Well, since I have nothing invested in it besides 88 minutes of my life that I will never, ever, ever, ever get back, please allow me to add my own assessment of this movie -- it sucks. And believe me, I didn't have to use my imagination to come up with that. With a name like MOTOR HOME MASSACRE, you just know it's either going to be total boring crap, or total so-bad-it's-semi-entertaining crap. Thank goodness this one falls (or perhaps "splats" would be more descriptive) a bit closer to the latter, as we are treated to some of the dumbest characters in film history awkwardly barking some of the worst dialogue ever written as they prepare to hop into their motor home (actually it's Benjamin's mom and dad's motor home, so come on, guys, be careful, huh?) and toodle over to Black Creek Park for some weekend camping. Romantic camping, that is! Our cast of dummies consists of: two pairs of hot 'n' heavy lovers who can't wait to "git it own" under the stars; Roger, a coarse Neanderthal lug who picks his nose and flicks the boogers, and cuts huge reeking farts at everyone whilst trying to win the affections of beautiful blonde Sabrina, who is morosely nursing a broken heart since her boyfriend broke up with her seven months earlier; and the aforementioned happy-go-lucky nerd Benjamin, who lives in his parents' basement and sometimes steals their motor home when they leave town, and who thinks Sabrina is just swell. One of the romantic couples boasts a character named Lincoln who deserves special mention -- he's absolutely the worst "white guy who wants to be black" character in motion picture history, even though he has a crappy Eminem haircut and sits around rappin' 'bout bitches and hoes and saying' "dawg" and all dat, and he's still whiter than Pat Boone takin' a bubbly milk bath, yo.
So they go to Black Creek Park, see, and the first thing they encounter is a murder scene where some local cops are investigating the brutal slaying of some campers the night before. Well, dat's wack, yo, but the head cop won't let them leave the park until the investigation is over for some damn reason that I don't understand, but it doesn't really matter, does it, so they pick out a nice spot to park the motor home and sit around the campfire in lawn chairs drinking alcoholic beers and smoking mary-joo-wanner reefers and gettin' ready for some, ooh, lovin'. Then a girl named Nicole wanders into their camp because she just got thrown out of the last group she was with because they wanted to do a three-way and she wasn't into that sort of thing, so she sits and tells everybody about how her psychotic boyfriend that she just broke up with is stalking her and how really jealous and scary he is, and I thought to myself "Wow, I wonder if he's going to be the killer", and we get to see a flashback where the couple Nicole had been camping with earlier get the ever-livin' crap murdered out of 'em right after she left. (The flashback also has boobies in it -- yeah, baby!)

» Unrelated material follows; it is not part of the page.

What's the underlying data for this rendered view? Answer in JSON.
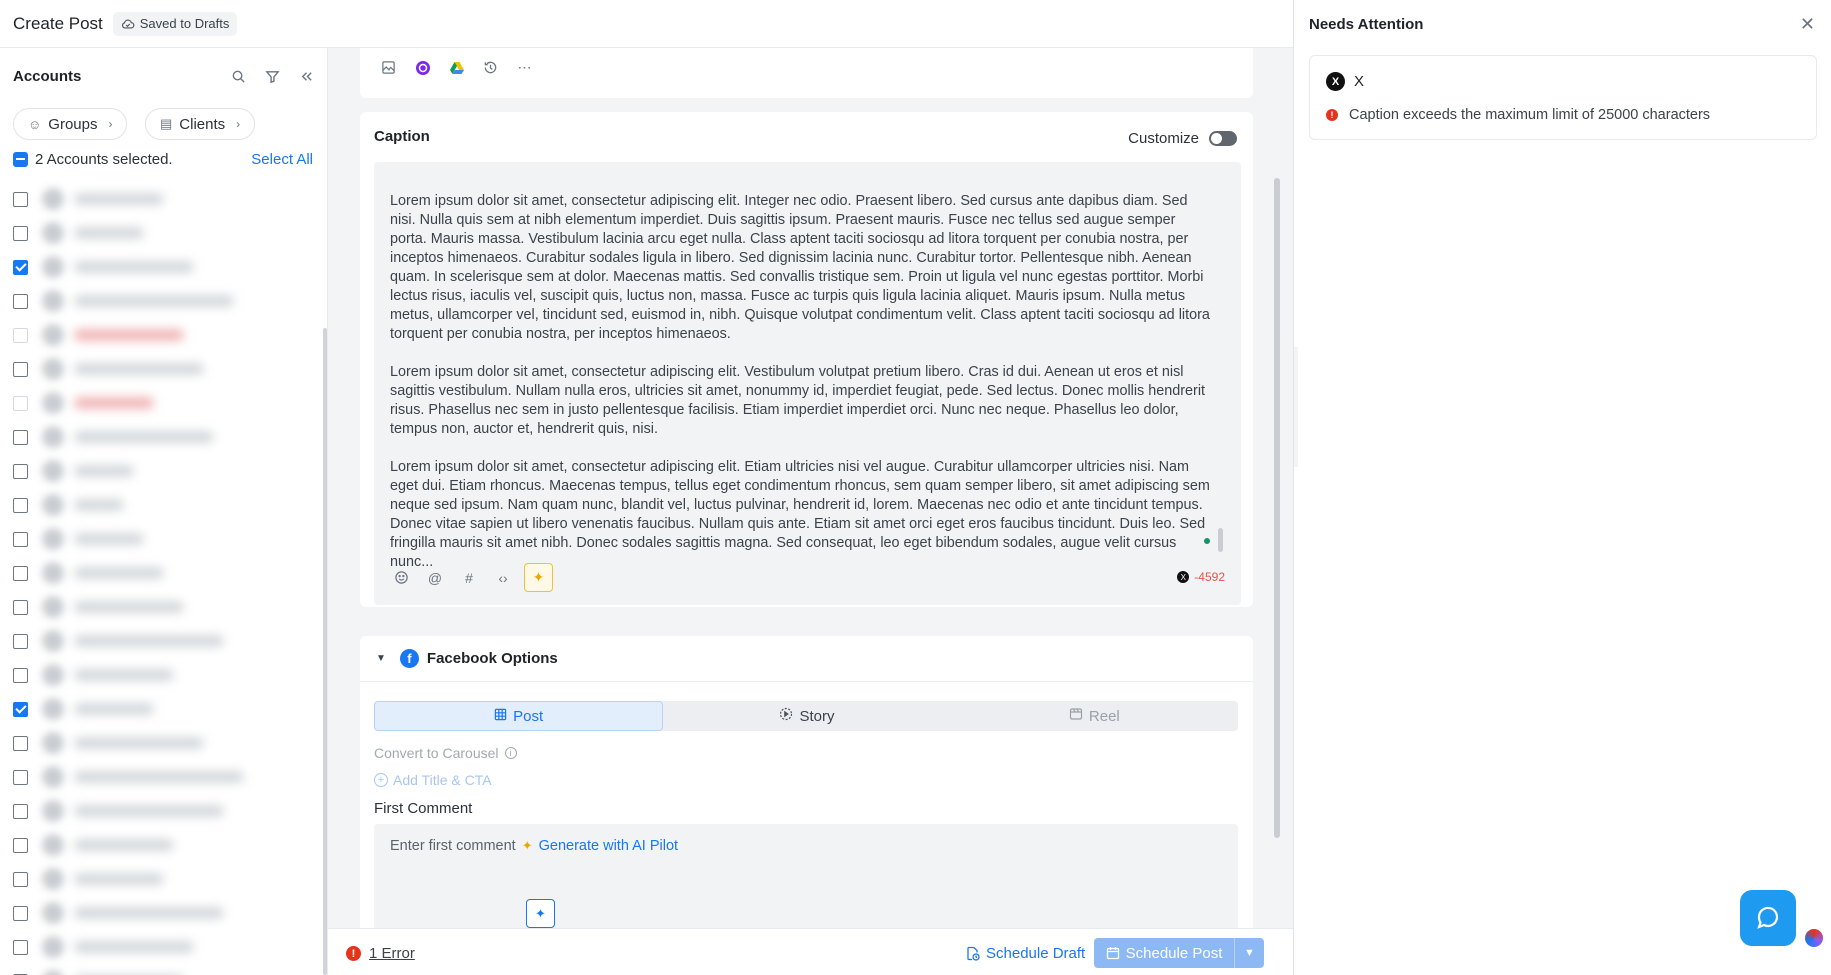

Well, two of the campers just can't contain their carnal urges any longer so they scamper off and scoot into a pup tent for some of the old in-out, in-out, and we get to see some more boobies -- yeah, baby! -- right before they get brutally killified by a machete-wielding psycho. Yay! I mean, aww. It doesn't take long before more of our beloved lead characters begin to get the old hackeroo treatment (with gore effects right out of the "squirt ketchup on 'em" school), so the survivors lock themselves in the motor home. Roger wants to fire it up and get the hell out of there, but no! Sabrina won't let him because what's-her-name (Eminem-Lite's girlfriend, whatever the hell her character's name was) is still out there and they must wait for her to return! Roger doesn't want to wait, so he ties up those pesky do-gooders Sabrina and Benjamin and lays rubber outta there. Unfortunately, what's-her-name is beating on the back of the motor home trying to get back in when it takes off, and a dangling rope gets tangled around her ankles, and she gets dragged a couple of miles before the motor home's motor conks out in the middle of nowhere.
Is what's-her-name dead? Will Sabrina and Benjamin get loose and save the day? And who is that mysterious figure who appears from out of nowhere wearing a big hooded jacket and goggles and wielding a machete? Is it Nicole's jealous boyfriend? Or is it someone else -- like, maybe, a super-surprise mystery person that you would never have suspected to be the actual killer in a million, billion years? I just couldn't live with myself if I were to give it all away and rob you of the pleasure of finding out for yourself.
Needless to say, MOTOR HOME MASSACRE should be avoided at all costs unless you're one of those lucky people who enjoy watching the very worst movies that exist (such as myself, which is why I'm giving it an entire can instead of just half of one). I will say, in its defense, that it's slightly better than the home movies my friends and I used to make back in junior high. But that's the only thing in the entire universe that it's better than, except maybe getting hacked to pieces by a machete-wielding psycho. Maybe.